5 Ways to Ruin your Mortgage Loan even after Being Pre-Approved
You did your homework. You paid all your bills on time, kept your debt low and made sure to increase your credit score above 620. After applying for a mortgage loan, you got pre-approved. Nice job! The sky is blue and all lights are green for you to begin shopping around for a home. But careful, that's the only big thing you should be shopping around at this point.
Being pre-approved doesn't mean that you have secured a mortgage loan. On the contrary, if you don't keep up with your credit score and other credit qualifications, your lender may deny the loan right before closing on the property. That's cruel, I know, but your actions before closing may bring surprising consequences such as delaying the loan, losing your locked interest rate or getting denied for the mortgage loan.
Here is how unconsciously you may end up ruining your chances of getting your loan approved, lose your possibility to buy your chosen home and how you can avoid it.
1. Change Jobs
Tired of your job and maybe considering the possibility of a new job offer? You may want to delay saying goodbye to your current employer until at very least you close on your new home purchase. Changing your job status, may bring some concerns on the lender about the security of your new job position. They usually require 2 years of continuous employment on the same field. Change this and you may end up missing your previous boss.
2. Making a Big Purchase
You go to the store and see the perfect furniture that goes along with the soon to be your new home. If you don't buy it now someone else might. You should take the risk by letting the opportunity of buying it on credit pass by.
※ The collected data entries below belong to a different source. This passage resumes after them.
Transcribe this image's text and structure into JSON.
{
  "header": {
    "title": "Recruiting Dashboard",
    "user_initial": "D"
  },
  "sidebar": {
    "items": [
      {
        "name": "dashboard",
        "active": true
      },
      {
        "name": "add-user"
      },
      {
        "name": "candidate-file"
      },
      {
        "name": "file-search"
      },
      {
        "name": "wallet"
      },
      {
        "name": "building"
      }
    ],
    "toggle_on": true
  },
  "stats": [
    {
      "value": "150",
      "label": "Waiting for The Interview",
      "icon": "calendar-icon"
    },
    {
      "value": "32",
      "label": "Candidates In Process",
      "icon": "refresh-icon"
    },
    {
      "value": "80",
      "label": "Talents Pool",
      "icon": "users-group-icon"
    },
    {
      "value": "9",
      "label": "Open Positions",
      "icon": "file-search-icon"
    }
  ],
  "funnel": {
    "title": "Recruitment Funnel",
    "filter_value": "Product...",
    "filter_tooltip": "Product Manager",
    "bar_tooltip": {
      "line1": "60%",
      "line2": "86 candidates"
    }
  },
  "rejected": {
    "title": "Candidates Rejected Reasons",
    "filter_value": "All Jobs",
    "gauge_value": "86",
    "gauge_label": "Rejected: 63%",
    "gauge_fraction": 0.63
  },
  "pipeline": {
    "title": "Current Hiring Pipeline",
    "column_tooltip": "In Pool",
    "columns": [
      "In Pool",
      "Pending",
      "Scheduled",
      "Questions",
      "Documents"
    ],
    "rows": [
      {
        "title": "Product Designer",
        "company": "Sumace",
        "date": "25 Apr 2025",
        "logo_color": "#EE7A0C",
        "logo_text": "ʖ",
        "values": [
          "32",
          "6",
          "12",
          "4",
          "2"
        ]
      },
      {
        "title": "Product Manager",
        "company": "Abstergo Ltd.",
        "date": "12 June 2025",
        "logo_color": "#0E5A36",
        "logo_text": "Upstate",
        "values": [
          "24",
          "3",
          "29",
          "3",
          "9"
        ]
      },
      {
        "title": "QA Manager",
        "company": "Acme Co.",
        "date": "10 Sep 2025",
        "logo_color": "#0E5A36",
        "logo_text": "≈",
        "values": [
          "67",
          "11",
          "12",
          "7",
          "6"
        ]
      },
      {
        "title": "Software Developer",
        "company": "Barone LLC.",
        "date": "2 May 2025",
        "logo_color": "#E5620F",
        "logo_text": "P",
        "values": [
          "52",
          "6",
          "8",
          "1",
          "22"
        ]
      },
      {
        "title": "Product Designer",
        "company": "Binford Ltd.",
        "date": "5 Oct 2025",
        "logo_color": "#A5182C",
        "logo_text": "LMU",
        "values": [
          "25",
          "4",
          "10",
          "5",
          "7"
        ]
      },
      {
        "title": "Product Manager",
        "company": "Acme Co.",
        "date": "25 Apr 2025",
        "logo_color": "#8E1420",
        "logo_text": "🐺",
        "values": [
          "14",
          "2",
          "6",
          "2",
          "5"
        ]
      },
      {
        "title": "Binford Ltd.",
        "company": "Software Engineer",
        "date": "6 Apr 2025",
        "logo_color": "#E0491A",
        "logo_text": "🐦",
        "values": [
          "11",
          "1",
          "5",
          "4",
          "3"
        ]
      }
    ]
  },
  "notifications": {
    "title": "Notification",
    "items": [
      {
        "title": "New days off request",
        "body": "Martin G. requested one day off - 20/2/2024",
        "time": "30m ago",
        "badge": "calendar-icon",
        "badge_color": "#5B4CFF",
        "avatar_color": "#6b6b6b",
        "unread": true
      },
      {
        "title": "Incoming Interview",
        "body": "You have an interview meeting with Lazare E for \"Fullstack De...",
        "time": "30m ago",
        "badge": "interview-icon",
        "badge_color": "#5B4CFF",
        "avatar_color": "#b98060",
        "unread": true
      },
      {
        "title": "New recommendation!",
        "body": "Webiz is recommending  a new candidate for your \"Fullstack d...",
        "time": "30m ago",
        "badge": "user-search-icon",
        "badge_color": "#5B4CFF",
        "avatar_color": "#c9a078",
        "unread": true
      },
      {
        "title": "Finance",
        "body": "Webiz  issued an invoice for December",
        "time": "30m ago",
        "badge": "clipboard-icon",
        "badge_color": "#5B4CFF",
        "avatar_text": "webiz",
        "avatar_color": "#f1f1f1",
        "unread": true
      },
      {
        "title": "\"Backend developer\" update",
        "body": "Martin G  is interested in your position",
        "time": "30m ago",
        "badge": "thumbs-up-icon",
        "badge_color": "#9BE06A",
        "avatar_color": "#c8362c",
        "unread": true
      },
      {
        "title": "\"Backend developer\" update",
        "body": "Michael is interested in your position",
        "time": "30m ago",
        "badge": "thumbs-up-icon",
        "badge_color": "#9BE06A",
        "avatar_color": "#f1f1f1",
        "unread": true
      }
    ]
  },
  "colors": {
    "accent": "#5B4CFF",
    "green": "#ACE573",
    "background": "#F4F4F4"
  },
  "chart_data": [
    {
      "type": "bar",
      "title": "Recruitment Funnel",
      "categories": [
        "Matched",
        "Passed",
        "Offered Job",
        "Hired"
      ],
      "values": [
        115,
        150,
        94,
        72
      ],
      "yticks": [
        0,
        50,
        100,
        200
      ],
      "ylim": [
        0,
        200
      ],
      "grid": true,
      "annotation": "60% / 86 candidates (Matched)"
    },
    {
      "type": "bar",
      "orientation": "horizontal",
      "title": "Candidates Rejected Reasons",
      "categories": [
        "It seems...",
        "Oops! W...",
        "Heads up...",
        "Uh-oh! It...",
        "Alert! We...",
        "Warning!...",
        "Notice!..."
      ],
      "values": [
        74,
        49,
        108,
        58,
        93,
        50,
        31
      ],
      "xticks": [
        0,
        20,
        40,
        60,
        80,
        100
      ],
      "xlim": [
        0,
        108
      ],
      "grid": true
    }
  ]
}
Lenders will sometimes re-check your credit prior to loan closing. If they see a large purchase that exceeds the guideline standard maximums of loan-to-value or debt-to-income ratios they may denied your mortgage loan.
For that reason, do not buy furniture, cars, boats or anything else on credit that may affect your loan.
3. Missing Payments
As you probably know at this point, paying your bills on time is the number one factor of your credit score. Payments on time will increase your credit and on the same note missing payments will deteriorate your credit.
If you start missing payments your credit score will fall and depending on your level it may get you in trouble. You may lose the attractive interest rate that you had locked in or in the worst cases you may lose the opportunity of getting the loan altogether if the credit falls below a certain level.
Pay ALL your bills on time.
4. Opening New Lines of Credit or Closing Credit Cards
Good money-back offers arrive to your mail every day? Shred those application forms and delete those emails. Old credit card that you don't use any more? Avoid closing them at all cost.
Here applies the same concept that we've been talking about. Anything that negatively affects your credit score may delay your closing or get your loan application denied.
5. Making Large Deposits
Is there ever a time when having a big amount of cash deposited into your bank account may be a bad thing? Surprisingly yes. While you are on a contract to purchase a home your credit and funds are meticulously verified.
If all of the sudden you have a large sum of money deposited in your account your Lender may require sourcing that money which may delay your closing process. Documents for proof and explanation letter may be requested. So, let your family members know they should delay their generosity to after you are closed on the transaction.